Riferimenti Normativi Essenziali
La materia dei reclami per disservizi è disciplinata da tre principali strumenti normativi:
- Delibera 179/03/CSP: stabilisce la procedura generale per la gestione dei reclami degli operatori, imponendo ai gestori di rispondere entro 45 giorni dalla ricezione del reclamo scritto
- Delibera 347/18/CONS e 348/18/CONS: definiscono gli obblighi di qualità dei servizi internet e gli indennizzi automatici per violazione degli SLA (Service Level Agreement)
- Regolamento UE 2015/2120, art. 4: impone ai gestori il rispetto di velocità minime garantite e trasparenza nelle comunicazioni agli utenti
Questi strumenti normativo garantiscono ai consumatori protezione effettiva contro i disservizi e il diritto al risarcimento automatico in caso di mancato rispetto degli standard qualitativi.
Come Misurare la Velocità della Connessione
La misurazione ufficiale della velocità internet è fondamentale per provare il disservizio.
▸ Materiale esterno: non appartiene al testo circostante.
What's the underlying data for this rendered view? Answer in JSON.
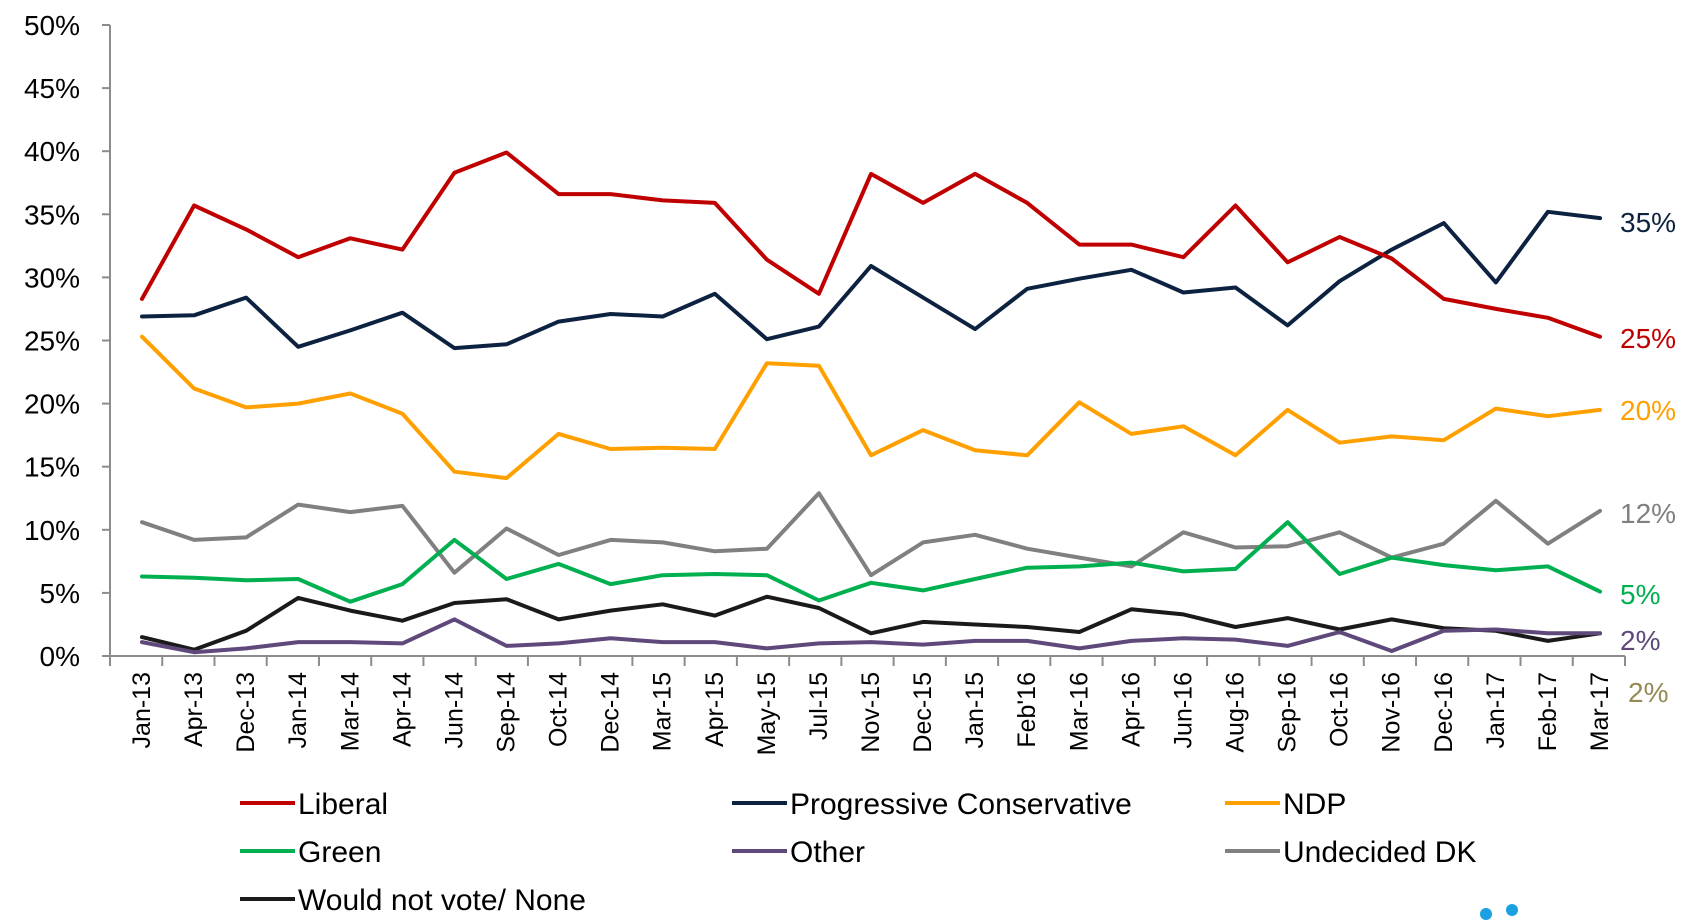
{
  "chart_data": {
    "type": "line",
    "title": "",
    "xlabel": "",
    "ylabel": "",
    "ylim": [
      0,
      50
    ],
    "yticks": [
      "0%",
      "5%",
      "10%",
      "15%",
      "20%",
      "25%",
      "30%",
      "35%",
      "40%",
      "45%",
      "50%"
    ],
    "categories": [
      "Jan-13",
      "Apr-13",
      "Dec-13",
      "Jan-14",
      "Mar-14",
      "Apr-14",
      "Jun-14",
      "Sep-14",
      "Oct-14",
      "Dec-14",
      "Mar-15",
      "Apr-15",
      "May-15",
      "Jul-15",
      "Nov-15",
      "Dec-15",
      "Jan-15",
      "Feb'16",
      "Mar-16",
      "Apr-16",
      "Jun-16",
      "Aug-16",
      "Sep-16",
      "Oct-16",
      "Nov-16",
      "Dec-16",
      "Jan-17",
      "Feb-17",
      "Mar-17"
    ],
    "grid": false,
    "legend_position": "bottom",
    "series": [
      {
        "name": "Liberal",
        "color": "#C00000",
        "values": [
          28.3,
          35.7,
          33.8,
          31.6,
          33.1,
          32.2,
          38.3,
          39.9,
          36.6,
          36.6,
          36.1,
          35.9,
          31.4,
          28.7,
          38.2,
          35.9,
          38.2,
          35.9,
          32.6,
          32.6,
          31.6,
          35.7,
          31.2,
          33.2,
          31.5,
          28.3,
          27.5,
          26.8,
          25.3
        ],
        "end_label": "25%"
      },
      {
        "name": "Progressive Conservative",
        "color": "#0D2240",
        "values": [
          26.9,
          27.0,
          28.4,
          24.5,
          25.8,
          27.2,
          24.4,
          24.7,
          26.5,
          27.1,
          26.9,
          28.7,
          25.1,
          26.1,
          30.9,
          28.4,
          25.9,
          29.1,
          29.9,
          30.6,
          28.8,
          29.2,
          26.2,
          29.7,
          32.2,
          34.3,
          29.6,
          35.2,
          34.7
        ],
        "end_label": "35%"
      },
      {
        "name": "NDP",
        "color": "#FFA000",
        "values": [
          25.3,
          21.2,
          19.7,
          20.0,
          20.8,
          19.2,
          14.6,
          14.1,
          17.6,
          16.4,
          16.5,
          16.4,
          23.2,
          23.0,
          15.9,
          17.9,
          16.3,
          15.9,
          20.1,
          17.6,
          18.2,
          15.9,
          19.5,
          16.9,
          17.4,
          17.1,
          19.6,
          19.0,
          19.5
        ],
        "end_label": "20%"
      },
      {
        "name": "Green",
        "color": "#00B050",
        "values": [
          6.3,
          6.2,
          6.0,
          6.1,
          4.3,
          5.7,
          9.2,
          6.1,
          7.3,
          5.7,
          6.4,
          6.5,
          6.4,
          4.4,
          5.8,
          5.2,
          6.1,
          7.0,
          7.1,
          7.4,
          6.7,
          6.9,
          10.6,
          6.5,
          7.8,
          7.2,
          6.8,
          7.1,
          5.1
        ],
        "end_label": "5%"
      },
      {
        "name": "Other",
        "color": "#5F497A",
        "values": [
          1.1,
          0.3,
          0.6,
          1.1,
          1.1,
          1.0,
          2.9,
          0.8,
          1.0,
          1.4,
          1.1,
          1.1,
          0.6,
          1.0,
          1.1,
          0.9,
          1.2,
          1.2,
          0.6,
          1.2,
          1.4,
          1.3,
          0.8,
          1.9,
          0.4,
          2.0,
          2.1,
          1.8,
          1.8
        ],
        "end_label": "2%"
      },
      {
        "name": "Undecided DK",
        "color": "#808080",
        "values": [
          10.6,
          9.2,
          9.4,
          12.0,
          11.4,
          11.9,
          6.6,
          10.1,
          8.0,
          9.2,
          9.0,
          8.3,
          8.5,
          12.9,
          6.4,
          9.0,
          9.6,
          8.5,
          7.8,
          7.1,
          9.8,
          8.6,
          8.7,
          9.8,
          7.8,
          8.9,
          12.3,
          8.9,
          11.5
        ],
        "end_label": "12%"
      },
      {
        "name": "Would not vote/ None",
        "color": "#1A1A1A",
        "values": [
          1.5,
          0.5,
          2.0,
          4.6,
          3.6,
          2.8,
          4.2,
          4.5,
          2.9,
          3.6,
          4.1,
          3.2,
          4.7,
          3.8,
          1.8,
          2.7,
          2.5,
          2.3,
          1.9,
          3.7,
          3.3,
          2.3,
          3.0,
          2.1,
          2.9,
          2.2,
          2.0,
          1.2,
          1.8
        ],
        "end_label": "2%",
        "end_label_color": "#948A54"
      }
    ]
  }
}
AGCOM mette a disposizione lo strumento Ne.Me.Sys, accessibile da misurainternet.agcom.it.
Procedura di Misurazione
- Accedi al portale misurainternet.agcom.it
- Clicca su "Avvia misura" senza installare software aggiuntivi (versione browser)
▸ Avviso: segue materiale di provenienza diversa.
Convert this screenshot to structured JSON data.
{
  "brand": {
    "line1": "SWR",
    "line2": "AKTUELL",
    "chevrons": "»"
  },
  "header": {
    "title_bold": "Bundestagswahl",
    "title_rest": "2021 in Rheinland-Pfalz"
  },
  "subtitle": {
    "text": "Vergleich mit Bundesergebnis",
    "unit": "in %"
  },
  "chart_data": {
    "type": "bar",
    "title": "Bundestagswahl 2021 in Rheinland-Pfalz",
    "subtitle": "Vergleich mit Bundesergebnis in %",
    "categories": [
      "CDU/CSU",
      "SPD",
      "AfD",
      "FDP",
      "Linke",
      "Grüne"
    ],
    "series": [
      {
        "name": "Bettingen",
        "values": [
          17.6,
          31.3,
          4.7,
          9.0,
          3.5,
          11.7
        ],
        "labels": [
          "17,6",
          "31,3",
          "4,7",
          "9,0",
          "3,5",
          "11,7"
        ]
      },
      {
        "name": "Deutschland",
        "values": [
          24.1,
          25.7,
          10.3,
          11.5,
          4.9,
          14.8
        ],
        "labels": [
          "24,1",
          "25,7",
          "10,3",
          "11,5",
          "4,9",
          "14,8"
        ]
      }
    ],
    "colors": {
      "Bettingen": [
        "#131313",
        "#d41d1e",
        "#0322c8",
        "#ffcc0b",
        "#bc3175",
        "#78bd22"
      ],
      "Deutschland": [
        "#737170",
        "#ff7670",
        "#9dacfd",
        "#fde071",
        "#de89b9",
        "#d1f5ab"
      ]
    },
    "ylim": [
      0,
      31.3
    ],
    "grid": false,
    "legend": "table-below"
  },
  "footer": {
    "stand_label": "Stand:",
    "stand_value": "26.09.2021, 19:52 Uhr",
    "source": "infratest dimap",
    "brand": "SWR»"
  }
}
- Assicurati che nessun altro dispositivo utilizzi la connessione durante il test
- Attendi il completamento della misurazione di download, upload e latenza
- Salva e scarica il report PDF generato dal sistema
- Ripeti la misurazione almeno 3 volte in giorni diversi, possibilmente in orari differenti
Le misurazioni via Ne.Me.Sys hanno valore ufficiale presso AGCOM e sono riconosciute anche dai giudici. Conserva gelosamente i PDF dei report: costituiranno la tua principale prova nel reclamo.
Presentazione del Reclamo a TIM
Requisiti Formali e Tempistiche
Il reclamo deve essere presentato in forma obbligatoriamente scritta entro 30 giorni dall'evento che ha generato il disservizio. Sono ammessi tre canali:
- PEC (posta elettronica certificata) al domicilio comunicato da TIM
- Raccomandata A/R indirizzata alla sede legale dell'operatore
- Modulo online disponibile sul sito tim.it nella sezione clienti
Il reclamo deve contenere: descrizione dettagliata del problema, date precise degli episodi di disservizio, misurazioni Ne.Me.Sys, contratto stipulato, numero cliente, allegati fotografici o screenshot. Più documentazione allegi, maggiore sarà la credibilità della tua posizione.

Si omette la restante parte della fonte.